The questions below offer some topics for conversation, but do not address absolutely all possible impacts a community could experience based on the characteristics of its residents, location, and structure of its community. These questions were developed based on best practices listed in Climate Impacts Group et al., Preparing for Climate Change: A Guidebook for Local, Regional, and State Governments; Boswell et al., Climate Action Planning; and from the expertise at the Environmental Resilience Institute.

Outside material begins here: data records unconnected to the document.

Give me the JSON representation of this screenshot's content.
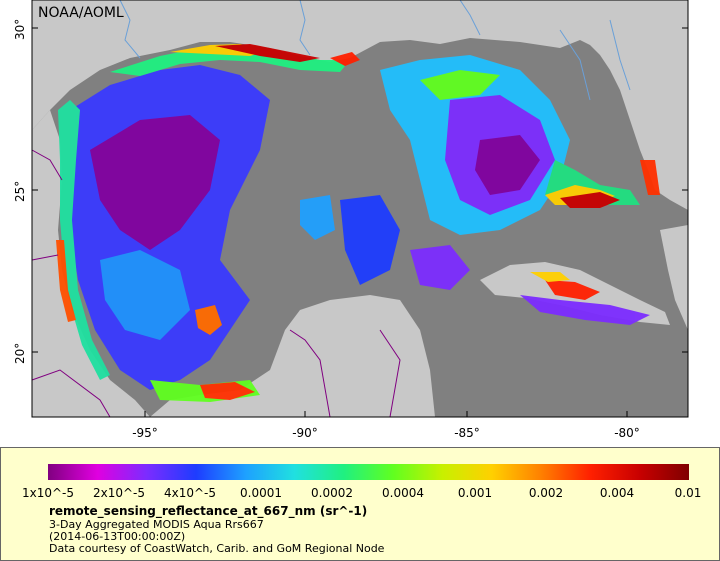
{
  "map": {
    "credit": "NOAA/AOML",
    "lat_ticks": [
      {
        "label": "30°",
        "value": 30
      },
      {
        "label": "25°",
        "value": 25
      },
      {
        "label": "20°",
        "value": 20
      }
    ],
    "lon_ticks": [
      {
        "label": "-95°",
        "value": -95
      },
      {
        "label": "-90°",
        "value": -90
      },
      {
        "label": "-85°",
        "value": -85
      },
      {
        "label": "-80°",
        "value": -80
      }
    ],
    "colors": {
      "land": "#c8c8c8",
      "no_data_ocean": "#808080",
      "borders": "#800080",
      "rivers": "#6aa0d8"
    }
  },
  "legend": {
    "title": "remote_sensing_reflectance_at_667_nm (sr^-1)",
    "line1": "3-Day Aggregated MODIS Aqua Rrs667",
    "line2": "(2014-06-13T00:00:00Z)",
    "line3": "Data courtesy of CoastWatch, Carib. and GoM Regional Node",
    "scale": "log",
    "ticks": [
      "1x10^-5",
      "2x10^-5",
      "4x10^-5",
      "0.0001",
      "0.0002",
      "0.0004",
      "0.001",
      "0.002",
      "0.004",
      "0.01"
    ],
    "tick_values": [
      1e-05,
      2e-05,
      4e-05,
      0.0001,
      0.0002,
      0.0004,
      0.001,
      0.002,
      0.004,
      0.01
    ],
    "colormap": [
      "#800080",
      "#e000e0",
      "#7c2cff",
      "#1e3cff",
      "#1ea0ff",
      "#20e0e0",
      "#20f080",
      "#60ff20",
      "#c8f000",
      "#ffd000",
      "#ff8000",
      "#ff2000",
      "#c80000",
      "#800000"
    ]
  }
}
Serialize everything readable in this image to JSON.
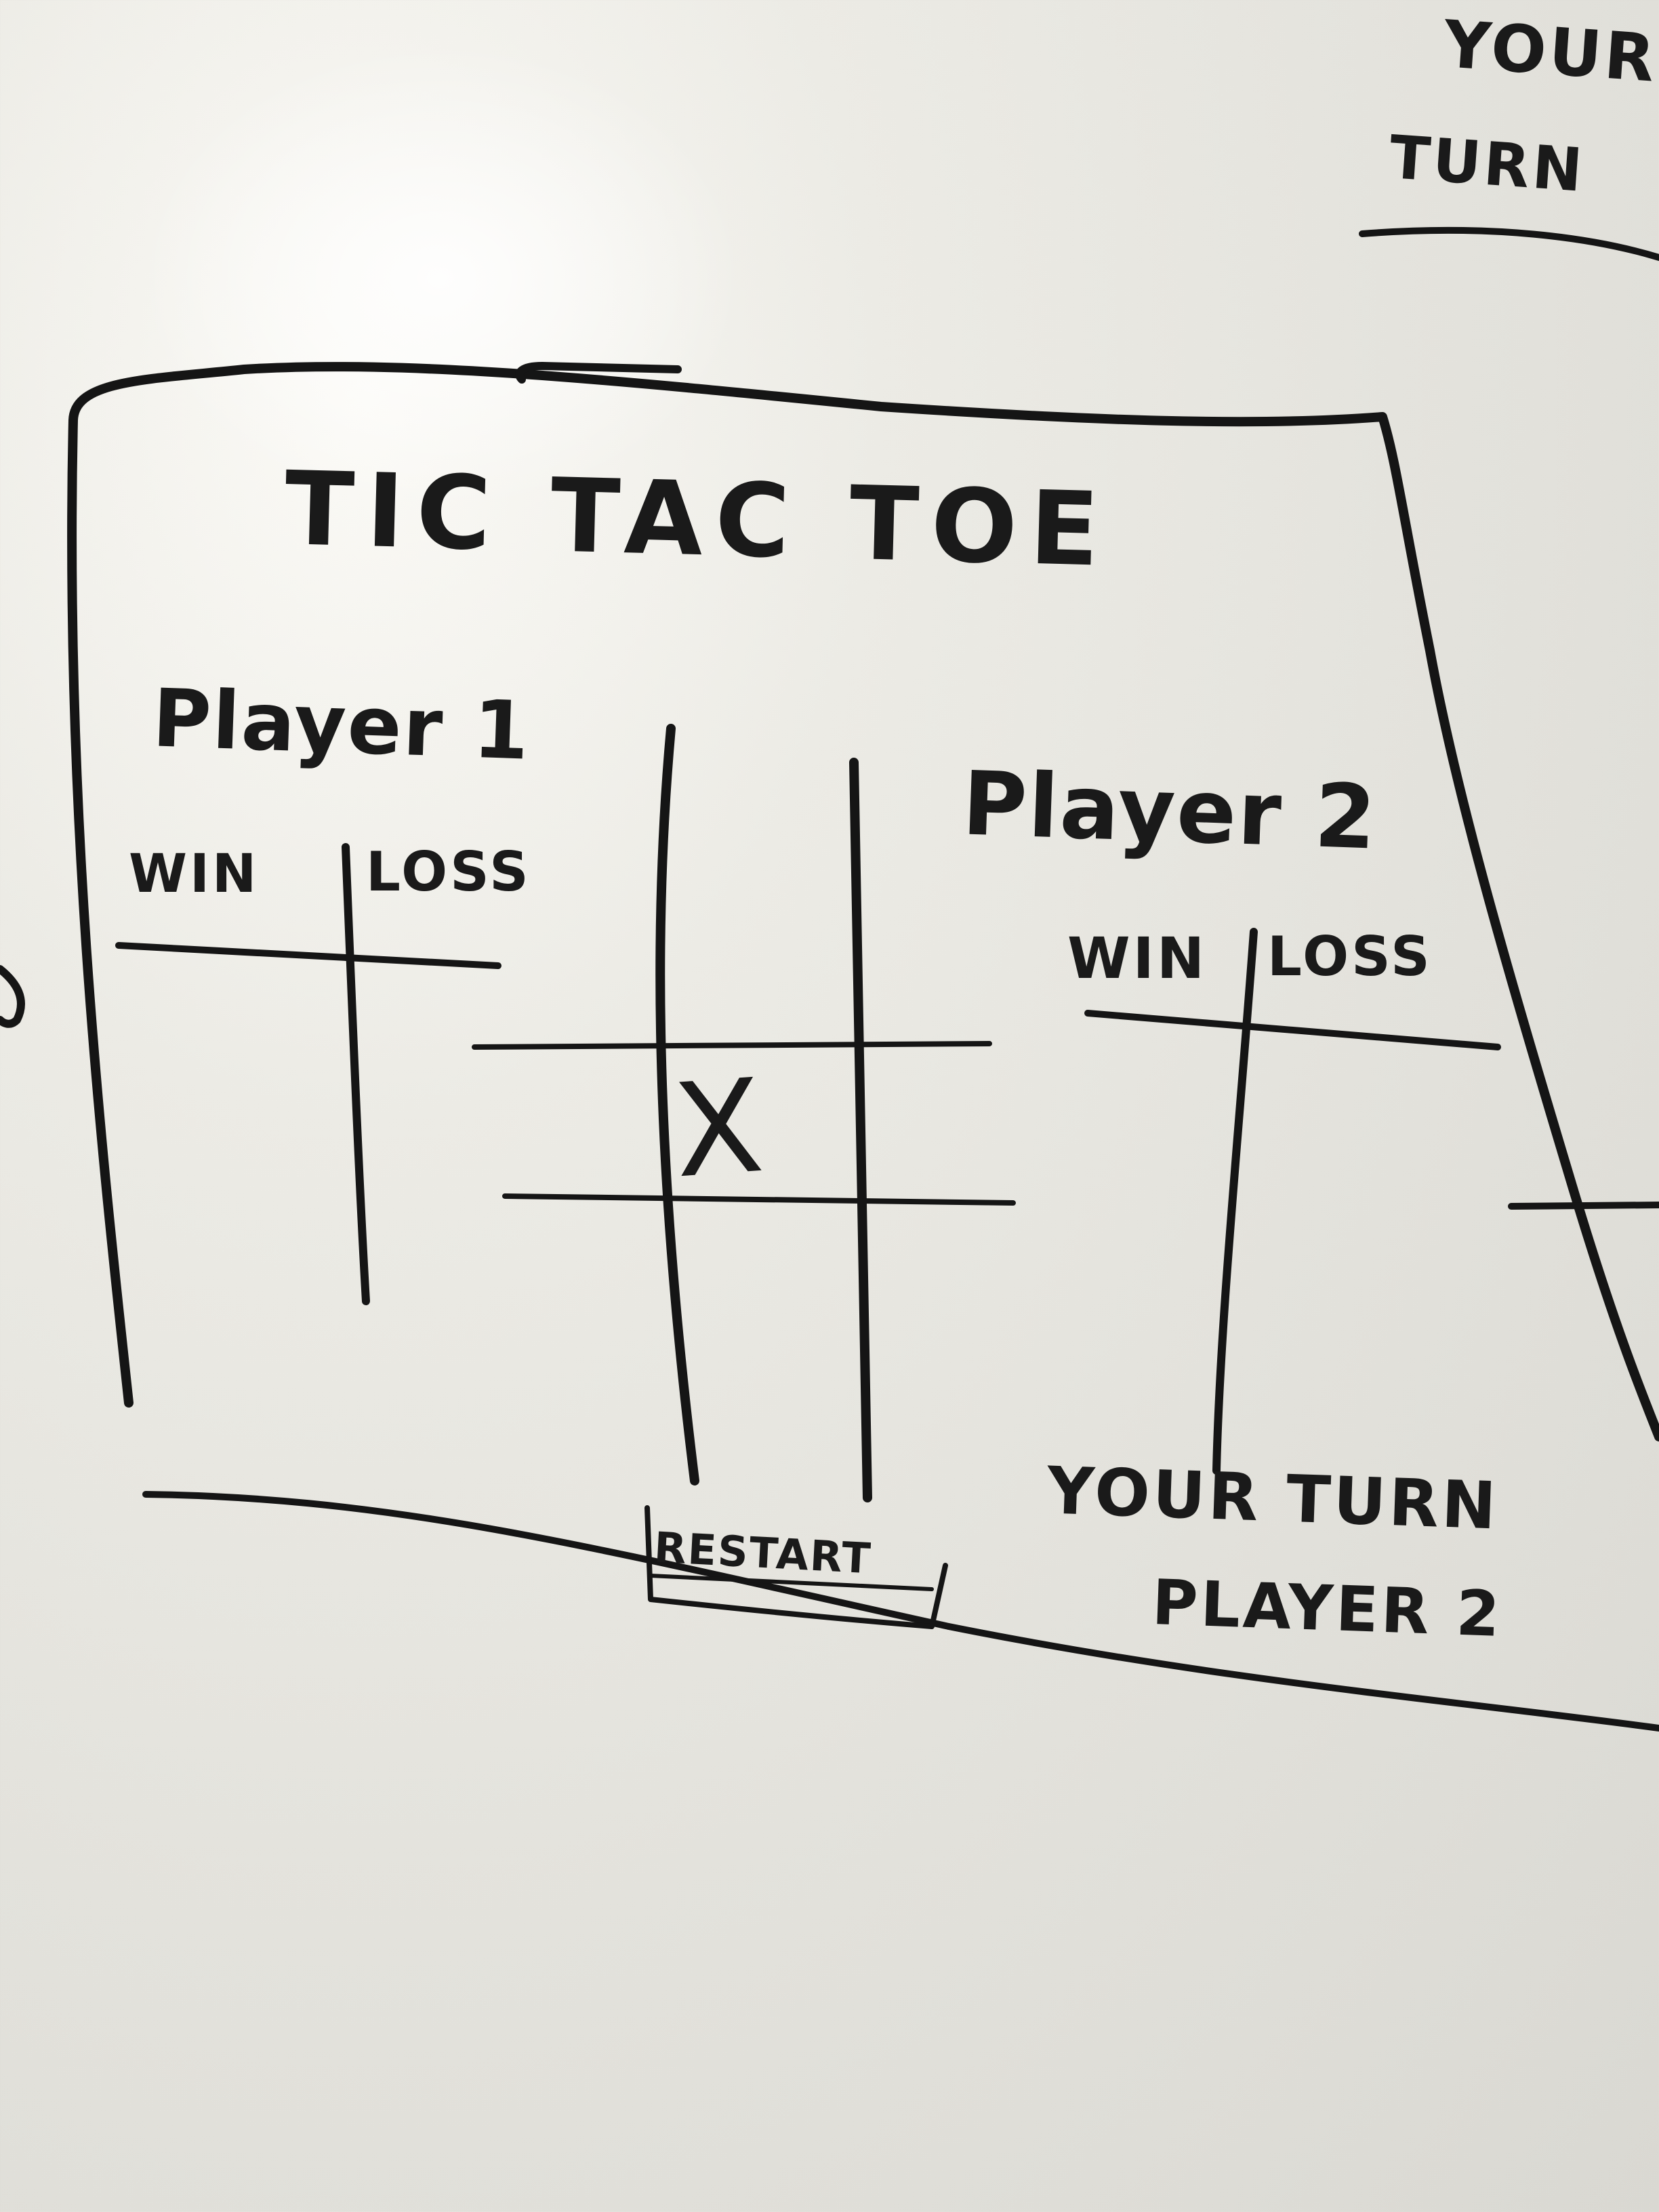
{
  "game": {
    "title": "TIC TAC TOE",
    "player1": {
      "label": "Player 1",
      "win_label": "WIN",
      "loss_label": "LOSS"
    },
    "player2": {
      "label": "Player 2",
      "win_label": "WIN",
      "loss_label": "LOSS"
    },
    "board": {
      "marks": [
        "",
        "",
        "",
        "X",
        "",
        "",
        "",
        "",
        ""
      ]
    },
    "restart_label": "RESTART",
    "turn_status_line1": "YOUR TURN",
    "turn_status_line2": "PLAYER 2"
  },
  "next_screen": {
    "line1": "YOUR",
    "line2": "TURN"
  }
}
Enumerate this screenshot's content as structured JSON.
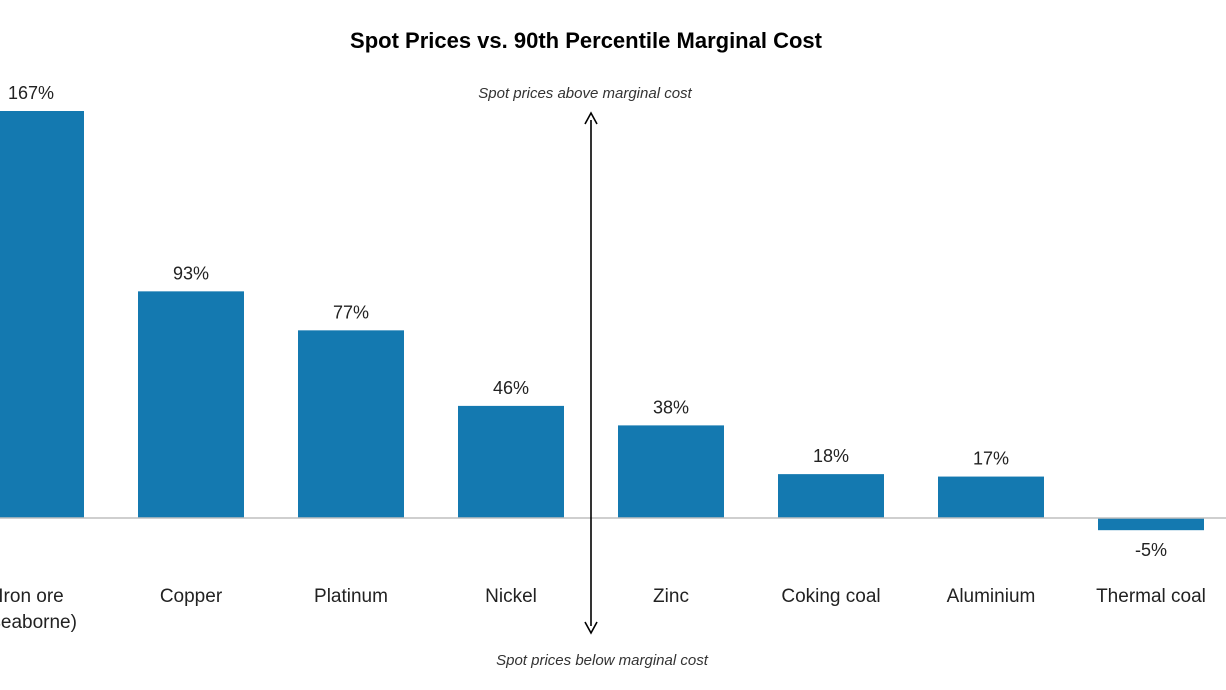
{
  "chart_data": {
    "type": "bar",
    "title": "Spot Prices vs. 90th Percentile Marginal Cost",
    "categories": [
      [
        "Iron ore",
        "(seaborne)"
      ],
      [
        "Copper"
      ],
      [
        "Platinum"
      ],
      [
        "Nickel"
      ],
      [
        "Zinc"
      ],
      [
        "Coking coal"
      ],
      [
        "Aluminium"
      ],
      [
        "Thermal coal"
      ]
    ],
    "values": [
      167,
      93,
      77,
      46,
      38,
      18,
      17,
      -5
    ],
    "value_labels": [
      "167%",
      "93%",
      "77%",
      "46%",
      "38%",
      "18%",
      "17%",
      "-5%"
    ],
    "annotations": {
      "above": "Spot prices above marginal cost",
      "below": "Spot prices below marginal cost"
    },
    "colors": {
      "bar": "#1479b0",
      "axis": "#bfbfbf",
      "arrow": "#000000"
    },
    "grid": false,
    "legend": "none"
  }
}
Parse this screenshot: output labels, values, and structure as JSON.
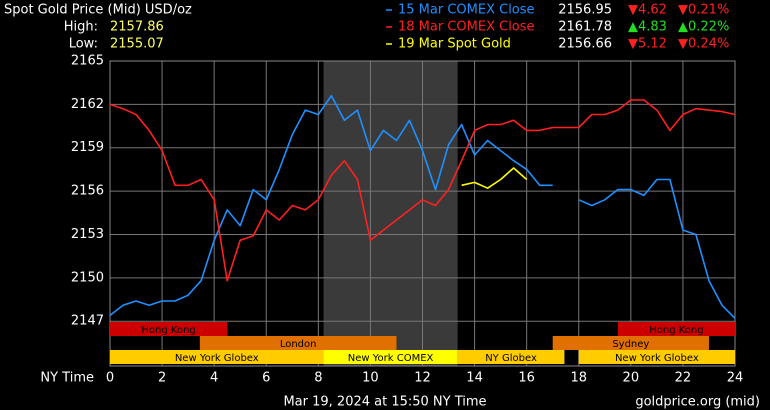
{
  "chart_data": {
    "type": "line",
    "title": "Spot Gold Price (Mid) USD/oz",
    "high_label": "High:",
    "high": "2157.86",
    "low_label": "Low:",
    "low": "2155.07",
    "x_label": "NY Time",
    "footer": "Mar 19, 2024 at 15:50 NY Time",
    "source": "goldprice.org (mid)",
    "xlim": [
      0,
      24
    ],
    "xticks": [
      0,
      2,
      4,
      6,
      8,
      10,
      12,
      14,
      16,
      18,
      20,
      22,
      24
    ],
    "ylim": [
      2143.9,
      2165
    ],
    "yticks": [
      2147,
      2150,
      2153,
      2156,
      2159,
      2162,
      2165
    ],
    "grid": true,
    "shaded_span": [
      8.2,
      13.35
    ],
    "x": [
      0,
      0.5,
      1,
      1.5,
      2,
      2.5,
      3,
      3.5,
      4,
      4.5,
      5,
      5.5,
      6,
      6.5,
      7,
      7.5,
      8,
      8.5,
      9,
      9.5,
      10,
      10.5,
      11,
      11.5,
      12,
      12.5,
      13,
      13.5,
      14,
      14.5,
      15,
      15.5,
      16,
      16.5,
      17,
      17.5,
      18,
      18.5,
      19,
      19.5,
      20,
      20.5,
      21,
      21.5,
      22,
      22.5,
      23,
      23.5,
      24
    ],
    "series": [
      {
        "name": "15 Mar COMEX Close",
        "color": "#1e90ff",
        "last": "2156.95",
        "change": "▼4.62",
        "pct": "▼0.21%",
        "up": false,
        "values": [
          2147.4,
          2148.1,
          2148.4,
          2148.1,
          2148.4,
          2148.4,
          2148.8,
          2149.8,
          2152.6,
          2154.7,
          2153.6,
          2156.1,
          2155.4,
          2157.5,
          2159.9,
          2161.6,
          2161.3,
          2162.6,
          2160.9,
          2161.6,
          2158.8,
          2160.2,
          2159.5,
          2160.9,
          2158.8,
          2156.1,
          2159.2,
          2160.6,
          2158.5,
          2159.5,
          2158.8,
          2158.1,
          2157.5,
          2156.4,
          2156.4,
          null,
          2155.4,
          2155.0,
          2155.4,
          2156.1,
          2156.1,
          2155.7,
          2156.8,
          2156.8,
          2153.3,
          2153.0,
          2149.8,
          2148.1,
          2147.2
        ]
      },
      {
        "name": "18 Mar COMEX Close",
        "color": "#ff2020",
        "last": "2161.78",
        "change": "▲4.83",
        "pct": "▲0.22%",
        "up": true,
        "values": [
          2162.0,
          2161.7,
          2161.3,
          2160.2,
          2158.8,
          2156.4,
          2156.4,
          2156.8,
          2155.4,
          2149.8,
          2152.6,
          2152.9,
          2154.7,
          2154.0,
          2155.0,
          2154.7,
          2155.4,
          2157.1,
          2158.1,
          2156.8,
          2152.6,
          2153.3,
          2154.0,
          2154.7,
          2155.4,
          2155.0,
          2156.1,
          2158.1,
          2160.2,
          2160.6,
          2160.6,
          2160.9,
          2160.2,
          2160.2,
          2160.4,
          2160.4,
          2160.4,
          2161.3,
          2161.3,
          2161.6,
          2162.3,
          2162.3,
          2161.6,
          2160.2,
          2161.3,
          2161.7,
          2161.6,
          2161.5,
          2161.3
        ]
      },
      {
        "name": "19 Mar Spot Gold",
        "color": "#ffff00",
        "last": "2156.66",
        "change": "▼5.12",
        "pct": "▼0.24%",
        "up": false,
        "values": [
          null,
          null,
          null,
          null,
          null,
          null,
          null,
          null,
          null,
          null,
          null,
          null,
          null,
          null,
          null,
          null,
          null,
          null,
          null,
          null,
          null,
          null,
          null,
          null,
          null,
          null,
          null,
          2156.4,
          2156.6,
          2156.2,
          2156.8,
          2157.6,
          2156.8,
          null,
          null,
          null,
          null,
          null,
          null,
          null,
          null,
          null,
          null,
          null,
          null,
          null,
          null,
          null,
          null
        ]
      }
    ],
    "session_rows": [
      [
        {
          "label": "Hong Kong",
          "start": 0,
          "end": 4.5,
          "color": "#cc0000"
        },
        {
          "label": "Hong Kong",
          "start": 19.5,
          "end": 24,
          "color": "#cc0000"
        }
      ],
      [
        {
          "label": "London",
          "start": 3.45,
          "end": 11,
          "color": "#e07000"
        },
        {
          "label": "Sydney",
          "start": 17,
          "end": 23,
          "color": "#e07000"
        }
      ],
      [
        {
          "label": "New York Globex",
          "start": 0,
          "end": 8.2,
          "color": "#ffcc00"
        },
        {
          "label": "New York COMEX",
          "start": 8.2,
          "end": 13.35,
          "color": "#ffff00"
        },
        {
          "label": "NY Globex",
          "start": 13.35,
          "end": 17.45,
          "color": "#ffcc00"
        },
        {
          "label": "New York Globex",
          "start": 18,
          "end": 24,
          "color": "#ffcc00"
        }
      ]
    ]
  }
}
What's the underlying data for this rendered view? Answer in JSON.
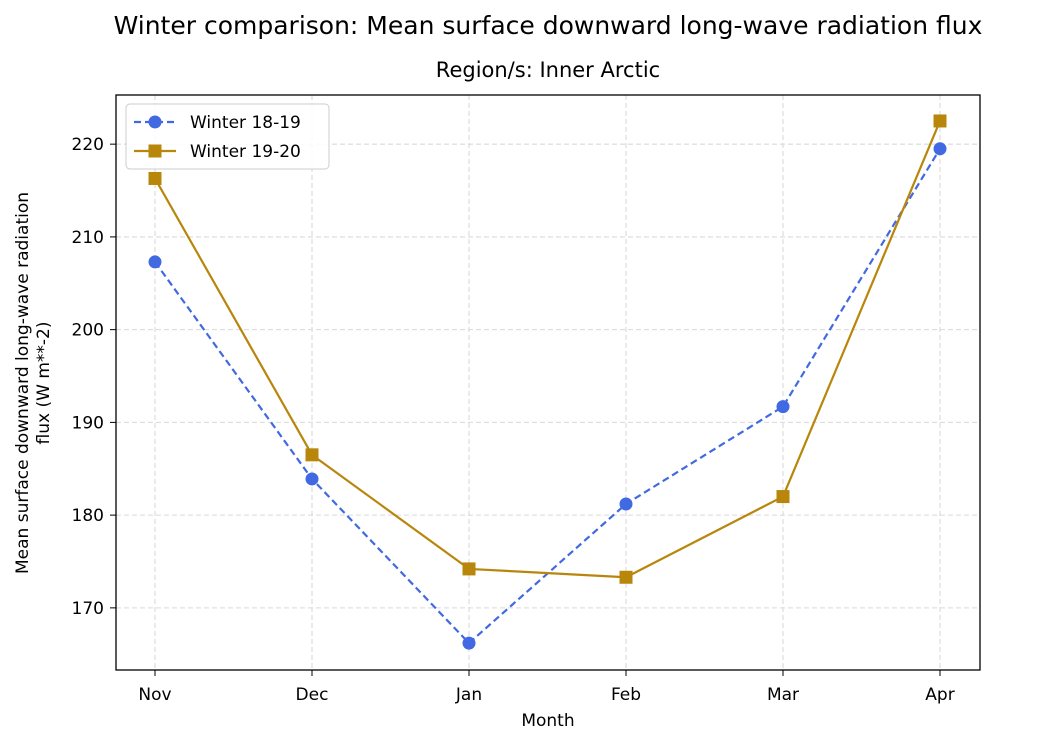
{
  "chart_data": {
    "type": "line",
    "title": "Winter comparison: Mean surface downward long-wave radiation flux",
    "subtitle": "Region/s: Inner Arctic",
    "xlabel": "Month",
    "ylabel_lines": [
      "Mean surface downward long-wave radiation",
      "flux (W m**-2)"
    ],
    "categories": [
      "Nov",
      "Dec",
      "Jan",
      "Feb",
      "Mar",
      "Apr"
    ],
    "y_ticks": [
      170,
      180,
      190,
      200,
      210,
      220
    ],
    "ylim": [
      163.3,
      225.3
    ],
    "grid": true,
    "legend_position": "top-left",
    "series": [
      {
        "name": "Winter 18-19",
        "values": [
          207.3,
          183.9,
          166.2,
          181.2,
          191.7,
          219.5
        ],
        "color": "#4169e1",
        "line_style": "dashed",
        "marker": "circle"
      },
      {
        "name": "Winter 19-20",
        "values": [
          216.3,
          186.5,
          174.2,
          173.3,
          182.0,
          222.5
        ],
        "color": "#b8860b",
        "line_style": "solid",
        "marker": "square"
      }
    ]
  }
}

  • What neighborhoods are located in the census tracts that contain a high proportion of immunocompromised residents and/or a high proportion of homes without air conditioning? Which of those neighborhoods do not have adequate resources to support residents’ needs during extreme heat events?
  • Which populations are disproportionately vulnerable to flooding impacts? Think about the proximity of these residents to the floodplain, their ability to evacuate, and their ability to make changes to protect their homes. What other needs do these residents have that would exacerbate the devastation?
  • What are the maximum temperature specifications for the materials used to build roads and bridges in your community? Which roads and bridges are most likely to be impacted by the stress of higher temperatures and more freeze-thaw events? What would happen as a result of this stress?
  • Consider the structural integrity of critical infrastructure, such as energy plants, hospitals, and schools, among others. How much flooding could they withstand? Were “impact thresholds” identified when this infrastructure was designed? How would those impact thresholds hold up to anticipated temperature and precipitation increases?
  • What size rain event is the majority of your stormwater drainage able to accommodate? Will that be sufficient for the size of anticipated rain events?
  • What policies exist to help protect undeveloped land in the floodplain and land that is near the floodplain? What policies exist that help protect land that helps manage flood water?
  • Is the electric grid prepared for changes in supply and demand?
  • Is the water delivery system ready for changes in supply and demand?
  • Think about the systems and services members of your community rely on regularly. Are there systems that are already stressed that might have a hard time responding under extreme circumstances?
  • Are there plants and animal species that are threatened or endangered within your jurisdiction?
  • Are there other impacts that haven’t been considered?

Adaptive Capacity

Are we ready?

The next step in the vulnerability assessment process is to assess your community’s readiness for anticipated impacts, and inventory the corresponding resources and barriers. The Hoosier Resilience Index’s Readiness Assessment is designed to assist with this analysis.